During the study, lead researcher Wendy Chan She Ping Delfos, from Curtin University of Technology, compared three serves of dairy food such as yoghurt, cheese and low fat milk, with five serves within a lower calorie diet prescribed to overweight participants over 12-weeks.
It showed that greater weight loss and reduced risk factors for heart disease and diabetes.
Consumed five serves of dairy per day resulted in more loss of weight and abdominal fat, and people also had lower blood pressure.
“Many people commonly believe that when trying to lose weight dairy products are key foods that they have to cut out of their diet, as they are high in fat,” The Sydney Morning Herald quoted Dr Chan She Ping Delfos as saying.
“This study has shown that when trying to lose weight people can actually benefit by increasing the amount of dairy they consume beyond the normally-recommended three daily serves, as long as during the weight loss period total energy intake is less than their requirements.

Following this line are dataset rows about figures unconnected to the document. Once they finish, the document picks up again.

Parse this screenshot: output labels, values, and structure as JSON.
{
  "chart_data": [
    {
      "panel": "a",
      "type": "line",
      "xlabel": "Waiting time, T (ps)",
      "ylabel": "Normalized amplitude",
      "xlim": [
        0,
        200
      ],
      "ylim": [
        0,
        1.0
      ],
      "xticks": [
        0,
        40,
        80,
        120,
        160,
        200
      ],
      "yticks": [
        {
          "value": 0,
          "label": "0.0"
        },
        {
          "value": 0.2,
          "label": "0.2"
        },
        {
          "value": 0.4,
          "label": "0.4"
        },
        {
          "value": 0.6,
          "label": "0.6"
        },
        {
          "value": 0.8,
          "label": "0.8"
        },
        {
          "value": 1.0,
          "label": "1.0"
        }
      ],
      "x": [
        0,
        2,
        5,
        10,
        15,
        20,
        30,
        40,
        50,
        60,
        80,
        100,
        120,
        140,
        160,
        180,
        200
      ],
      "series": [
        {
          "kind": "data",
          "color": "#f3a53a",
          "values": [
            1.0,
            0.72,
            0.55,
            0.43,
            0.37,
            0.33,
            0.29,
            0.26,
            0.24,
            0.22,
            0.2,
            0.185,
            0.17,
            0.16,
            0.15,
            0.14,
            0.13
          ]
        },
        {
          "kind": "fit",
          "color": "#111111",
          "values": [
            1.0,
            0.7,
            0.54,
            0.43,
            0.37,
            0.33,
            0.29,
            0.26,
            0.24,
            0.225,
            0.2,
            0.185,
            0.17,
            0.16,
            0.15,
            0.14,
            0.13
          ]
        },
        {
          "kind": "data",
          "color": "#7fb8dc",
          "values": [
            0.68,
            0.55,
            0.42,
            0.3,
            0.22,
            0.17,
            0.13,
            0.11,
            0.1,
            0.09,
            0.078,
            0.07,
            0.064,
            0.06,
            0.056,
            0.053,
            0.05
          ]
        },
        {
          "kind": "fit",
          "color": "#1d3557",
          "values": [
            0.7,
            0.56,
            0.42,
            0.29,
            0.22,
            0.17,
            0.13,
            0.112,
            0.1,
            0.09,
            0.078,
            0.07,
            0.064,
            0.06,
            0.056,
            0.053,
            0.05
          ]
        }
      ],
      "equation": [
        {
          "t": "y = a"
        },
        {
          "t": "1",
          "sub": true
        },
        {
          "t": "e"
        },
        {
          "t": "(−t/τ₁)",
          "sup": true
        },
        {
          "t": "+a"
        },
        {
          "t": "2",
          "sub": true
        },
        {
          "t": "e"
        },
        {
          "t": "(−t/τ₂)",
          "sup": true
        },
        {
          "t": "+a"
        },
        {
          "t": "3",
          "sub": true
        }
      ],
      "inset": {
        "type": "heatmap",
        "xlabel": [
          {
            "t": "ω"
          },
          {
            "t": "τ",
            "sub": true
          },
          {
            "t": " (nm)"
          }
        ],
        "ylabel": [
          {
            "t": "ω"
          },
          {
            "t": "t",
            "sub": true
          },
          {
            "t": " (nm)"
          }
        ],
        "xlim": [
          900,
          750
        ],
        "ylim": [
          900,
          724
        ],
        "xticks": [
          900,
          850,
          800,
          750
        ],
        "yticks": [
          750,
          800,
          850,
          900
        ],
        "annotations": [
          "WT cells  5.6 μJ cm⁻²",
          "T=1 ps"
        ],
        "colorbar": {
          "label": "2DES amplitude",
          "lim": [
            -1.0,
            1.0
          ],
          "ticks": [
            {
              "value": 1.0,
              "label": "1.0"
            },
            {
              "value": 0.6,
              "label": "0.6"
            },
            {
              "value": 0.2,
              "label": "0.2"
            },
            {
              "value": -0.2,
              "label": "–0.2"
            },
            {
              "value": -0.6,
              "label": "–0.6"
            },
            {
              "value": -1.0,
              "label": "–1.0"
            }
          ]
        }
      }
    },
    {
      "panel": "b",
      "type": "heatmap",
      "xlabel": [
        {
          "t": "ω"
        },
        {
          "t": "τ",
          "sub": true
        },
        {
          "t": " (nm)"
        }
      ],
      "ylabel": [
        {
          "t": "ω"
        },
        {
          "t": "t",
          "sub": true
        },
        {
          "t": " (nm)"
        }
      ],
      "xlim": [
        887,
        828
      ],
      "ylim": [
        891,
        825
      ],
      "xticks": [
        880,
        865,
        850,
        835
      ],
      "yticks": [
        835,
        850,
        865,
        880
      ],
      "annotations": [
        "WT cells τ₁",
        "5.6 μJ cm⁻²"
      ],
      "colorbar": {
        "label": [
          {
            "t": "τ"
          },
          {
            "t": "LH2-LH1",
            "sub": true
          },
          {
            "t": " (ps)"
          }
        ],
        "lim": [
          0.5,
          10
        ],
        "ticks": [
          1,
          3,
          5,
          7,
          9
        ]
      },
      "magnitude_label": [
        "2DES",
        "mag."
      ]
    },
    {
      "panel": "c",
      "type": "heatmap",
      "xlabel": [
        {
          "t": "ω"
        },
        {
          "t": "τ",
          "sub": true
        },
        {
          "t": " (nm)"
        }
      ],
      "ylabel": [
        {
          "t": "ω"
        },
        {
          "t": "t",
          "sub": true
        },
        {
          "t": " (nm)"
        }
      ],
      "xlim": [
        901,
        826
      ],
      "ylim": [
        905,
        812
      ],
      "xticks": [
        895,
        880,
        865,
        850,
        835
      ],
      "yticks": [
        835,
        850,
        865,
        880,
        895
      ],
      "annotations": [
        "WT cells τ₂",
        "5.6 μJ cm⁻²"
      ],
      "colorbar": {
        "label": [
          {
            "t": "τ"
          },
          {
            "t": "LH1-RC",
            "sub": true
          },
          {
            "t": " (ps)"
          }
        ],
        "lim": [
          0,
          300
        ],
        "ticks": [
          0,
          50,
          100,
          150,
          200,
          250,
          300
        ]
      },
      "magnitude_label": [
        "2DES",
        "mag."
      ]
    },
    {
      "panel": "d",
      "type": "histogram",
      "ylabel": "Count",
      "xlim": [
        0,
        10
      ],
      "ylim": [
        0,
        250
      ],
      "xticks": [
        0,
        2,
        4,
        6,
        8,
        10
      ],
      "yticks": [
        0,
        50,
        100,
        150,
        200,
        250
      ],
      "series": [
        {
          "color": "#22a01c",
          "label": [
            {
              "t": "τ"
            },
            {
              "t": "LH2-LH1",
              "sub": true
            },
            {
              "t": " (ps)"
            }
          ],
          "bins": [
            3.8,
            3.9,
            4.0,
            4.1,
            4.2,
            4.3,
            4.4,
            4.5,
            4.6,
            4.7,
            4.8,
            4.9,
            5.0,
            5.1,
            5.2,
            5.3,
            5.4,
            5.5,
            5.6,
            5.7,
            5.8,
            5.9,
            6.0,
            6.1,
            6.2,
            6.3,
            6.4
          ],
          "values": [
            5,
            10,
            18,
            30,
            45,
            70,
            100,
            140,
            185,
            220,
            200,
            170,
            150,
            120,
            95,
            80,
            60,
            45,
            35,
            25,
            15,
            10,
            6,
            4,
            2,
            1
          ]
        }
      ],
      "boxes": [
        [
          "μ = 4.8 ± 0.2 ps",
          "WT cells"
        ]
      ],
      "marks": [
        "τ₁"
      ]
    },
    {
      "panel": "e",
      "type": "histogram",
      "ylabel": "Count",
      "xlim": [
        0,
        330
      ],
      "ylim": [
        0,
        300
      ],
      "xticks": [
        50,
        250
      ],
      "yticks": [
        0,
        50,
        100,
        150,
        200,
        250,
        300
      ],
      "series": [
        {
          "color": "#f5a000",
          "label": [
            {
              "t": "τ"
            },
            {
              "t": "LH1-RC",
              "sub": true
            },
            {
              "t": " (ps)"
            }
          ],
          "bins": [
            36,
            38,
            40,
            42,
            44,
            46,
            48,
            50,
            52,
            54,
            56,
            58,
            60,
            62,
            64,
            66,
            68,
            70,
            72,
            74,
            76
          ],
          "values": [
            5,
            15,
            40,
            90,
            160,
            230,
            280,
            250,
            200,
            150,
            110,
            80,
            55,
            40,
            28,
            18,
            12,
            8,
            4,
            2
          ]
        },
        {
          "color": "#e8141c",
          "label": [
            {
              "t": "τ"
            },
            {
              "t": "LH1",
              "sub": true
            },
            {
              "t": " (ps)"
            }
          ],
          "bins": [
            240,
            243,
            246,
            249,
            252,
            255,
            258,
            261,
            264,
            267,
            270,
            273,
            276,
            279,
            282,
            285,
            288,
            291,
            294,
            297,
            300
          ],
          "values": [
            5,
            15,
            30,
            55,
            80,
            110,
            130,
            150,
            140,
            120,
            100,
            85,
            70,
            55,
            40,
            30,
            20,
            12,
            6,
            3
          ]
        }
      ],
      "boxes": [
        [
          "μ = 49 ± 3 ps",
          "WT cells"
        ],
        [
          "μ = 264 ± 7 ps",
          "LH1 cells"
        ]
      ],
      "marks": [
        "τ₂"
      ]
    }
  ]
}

“Increasing dairy intake to five serves per day as part of a reduced calorie diet has never been studied before, and such diets containing high levels of protein, calcium and vitamin D, among other bioactive nutrients, can be an important part of a prudent weight loss or weight maintenance diet,” the expert added.
She also found that combining resistance exercise could have long-term benefits.
“Participants who had five serves of dairy and engaged in resistance exercise had similar health benefits to participants consuming five serves of dairy only,” she added.